When he awoke, he was in agonizing pain, uncertain where he was or why he was wearing a hospital gown.
"We have taken your kidney," a masked man calmly explained. "If you tell anyone, we'll shoot you."
Salim was one of the last victims in an organ transplant racket that police think sold up to 500 kidneys to clients who traveled to India from around the world during the past nine years.
Police say that when they raided the operation's main clinic in this upscale suburb of New Delhi last week, they broke up a ring spanning five Indian states and involving at least four doctors, several hospitals, two dozen nurses and paramedics, and a car outfitted as a laboratory.
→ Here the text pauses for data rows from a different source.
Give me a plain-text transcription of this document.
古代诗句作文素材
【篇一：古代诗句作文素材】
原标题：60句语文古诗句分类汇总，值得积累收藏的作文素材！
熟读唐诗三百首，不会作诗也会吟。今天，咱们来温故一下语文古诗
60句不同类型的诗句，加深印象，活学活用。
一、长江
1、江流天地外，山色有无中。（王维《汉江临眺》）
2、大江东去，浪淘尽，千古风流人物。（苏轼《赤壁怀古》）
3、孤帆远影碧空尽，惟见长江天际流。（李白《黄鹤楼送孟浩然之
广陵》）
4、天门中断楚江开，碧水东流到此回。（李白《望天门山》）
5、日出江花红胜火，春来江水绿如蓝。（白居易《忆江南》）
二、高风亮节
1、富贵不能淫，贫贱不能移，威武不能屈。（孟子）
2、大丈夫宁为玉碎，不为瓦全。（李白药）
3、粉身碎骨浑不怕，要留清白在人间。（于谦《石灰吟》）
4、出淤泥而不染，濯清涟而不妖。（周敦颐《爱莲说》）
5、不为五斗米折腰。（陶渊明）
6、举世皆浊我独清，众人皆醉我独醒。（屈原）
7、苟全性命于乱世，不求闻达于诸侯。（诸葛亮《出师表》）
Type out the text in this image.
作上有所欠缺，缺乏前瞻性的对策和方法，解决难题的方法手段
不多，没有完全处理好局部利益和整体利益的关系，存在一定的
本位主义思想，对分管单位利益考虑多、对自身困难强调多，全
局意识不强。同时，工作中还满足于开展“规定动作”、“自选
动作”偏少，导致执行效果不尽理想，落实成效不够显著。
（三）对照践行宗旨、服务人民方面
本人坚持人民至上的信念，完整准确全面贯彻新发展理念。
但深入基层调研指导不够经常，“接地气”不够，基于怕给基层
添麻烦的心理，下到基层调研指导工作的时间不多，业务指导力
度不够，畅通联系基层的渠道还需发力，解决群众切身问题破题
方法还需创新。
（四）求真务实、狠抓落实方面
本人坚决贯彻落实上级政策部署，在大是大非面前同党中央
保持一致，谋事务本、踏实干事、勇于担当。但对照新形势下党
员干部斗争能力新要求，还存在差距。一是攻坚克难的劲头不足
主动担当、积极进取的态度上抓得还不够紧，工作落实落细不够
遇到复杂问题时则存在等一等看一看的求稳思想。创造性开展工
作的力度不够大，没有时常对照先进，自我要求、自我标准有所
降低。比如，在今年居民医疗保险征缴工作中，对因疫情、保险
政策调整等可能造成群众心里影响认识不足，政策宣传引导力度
Subsequent raids uncovered a kidney transplant waiting list with 48 names and, in one clinic, five foreigners - three Greeks and two Americans of Indian descent - who authorities think were waiting for transplants.
Only one doctor has been arrested so far and police are searching for the alleged ringleader, Amit Kumar, who has several aliases and has been accused in past organ transplant schemes in India. "Due to its scale, we believe more members of the Delhi medical fraternity must have been aware of what was going on," Gurgaon Police Commissioner Mohinder Lal told reporters this week.
Some "donors" were forced onto the operating table at gunpoint, and others were tricked with promises of work, police said. There were also some who sold kidneys willingly, usually for $1,125 to $2,250, the Hindustan Times newspaper reported. The sale of human organs is illegal in India.